The same can be said about monitoring an employee. Checking in with your staff, ensuring they’re on the right track is necessary. However, when taken too far, such as openly monitoring and commentating on their performance, then the actions are seen as bullying.



The Ontario Health and Safety Act (OHSA) states that employers need to take the following actions to help prevent violence or harassment:

  1. Provide a written policy to all employees that includes definitions of harassment, sexual harassment, and violence. The policy must be dated and signed.
  2. Review the policy annually to ensure it is applicable to all workers.
  3. Display the policy in a central location such as the lunchroom.
  4. Develop and maintain an anti-bullying program that helps to implement company policy.

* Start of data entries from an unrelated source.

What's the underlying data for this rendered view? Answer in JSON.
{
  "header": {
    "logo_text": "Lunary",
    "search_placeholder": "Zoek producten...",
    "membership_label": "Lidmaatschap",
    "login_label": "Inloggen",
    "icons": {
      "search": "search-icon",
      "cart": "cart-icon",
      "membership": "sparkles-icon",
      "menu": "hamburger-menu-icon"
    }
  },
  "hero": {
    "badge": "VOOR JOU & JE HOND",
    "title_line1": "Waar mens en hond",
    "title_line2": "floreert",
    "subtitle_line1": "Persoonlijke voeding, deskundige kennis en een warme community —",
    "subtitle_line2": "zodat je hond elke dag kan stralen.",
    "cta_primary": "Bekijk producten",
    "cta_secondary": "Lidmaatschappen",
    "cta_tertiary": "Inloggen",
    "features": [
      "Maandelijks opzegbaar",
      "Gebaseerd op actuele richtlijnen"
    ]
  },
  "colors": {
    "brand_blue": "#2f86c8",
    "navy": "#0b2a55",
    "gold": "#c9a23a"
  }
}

The anti-bullying program mentioned in step four needs to be prepared by the health and safety committee, or representative and should promote:

  1. The organization’s commitment to providing a safe workplace, including a zero-tolerance policy that is applicable to all workers.
  2. Definitions for “workplace harassment”, “sexual harassment”, and “workplace violence”.
  3. Protocol for addressing such issues, including reporting and investigating.
  4. Confidentiality or privacy of the matter.



Both managers and employees should be made aware of the early signs of bullying. These may include:

  • Feeling left out of office culture such as parties or team luncheons.
  • Noticing a manager is checking on you more than others (without reason).
  • Being asked to do new tasks that aren’t considered your typical duties; or having to do these tasks without proper training.
  • Noticing a pattern of documents, or personal belongings disappearing.

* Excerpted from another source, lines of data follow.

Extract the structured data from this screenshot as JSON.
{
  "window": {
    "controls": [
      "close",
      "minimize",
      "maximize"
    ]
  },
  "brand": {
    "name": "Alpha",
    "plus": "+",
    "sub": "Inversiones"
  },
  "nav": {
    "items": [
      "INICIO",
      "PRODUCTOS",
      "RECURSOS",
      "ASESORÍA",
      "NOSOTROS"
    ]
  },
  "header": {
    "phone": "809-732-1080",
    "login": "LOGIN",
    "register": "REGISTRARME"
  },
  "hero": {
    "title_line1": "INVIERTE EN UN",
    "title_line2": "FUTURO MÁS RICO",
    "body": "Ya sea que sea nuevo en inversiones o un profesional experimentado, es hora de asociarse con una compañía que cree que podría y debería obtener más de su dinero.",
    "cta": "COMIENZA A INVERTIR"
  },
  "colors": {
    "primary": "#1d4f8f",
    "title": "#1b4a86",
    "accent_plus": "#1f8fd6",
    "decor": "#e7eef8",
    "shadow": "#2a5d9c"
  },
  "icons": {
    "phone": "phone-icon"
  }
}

On their own, these early signs are miniscule. However, over a period of time you may start to detect patterns that are negatively affecting you.



When bullied, it’s natural to feel powerless; as though there’s no stopping it. Speaking to a manager about it may feel intimidating as well. Many employees feel their manager won’t believe them, or fear being seen as “not a team player”. This causes many employees to feel shutdown before even addressing the complaint. These steps may help when addressing harassment in the workplace.

  1. DOCUMENT EVERYTHING: Keep track of all unwanted/unnecessary actions in writing, including when, where, and who.
  2. SAVE PHYSICAL EVIDENCE: It’s rare when physical evidence occurs from bullying, so when it does, keep it with the above documents. This could include threatening notes, or inappropriate email comments.
  3. REPORT THE BULLY: It’s likely your workplace has a designated person to talk to (that’s not your direct supervisor). Human resources, or the health and safety team are usually good choices.
  4. CONFRONT THE BULLY: Some people prefer reporting the bully first, others like to try to resolve it on their own. If you decide to confront them on your own first, ensure there’s a trusted witness to account for yours and the bully’s actions. Be sure to keep emotions out of the conversation, simply remain calm and direct during the discussion.
  5. SEEK LEGAL GUIDANCE: This is usually a last resort for most employees. If you’re being bullied at work though, and nothing you’ve tried has worked, then speaking to a team of legal professionals (especially one that is experienced in workplace and employment issues) is your next step. The team you work with will want to know what has happened, and when, which is another reason the previous four steps are necessary.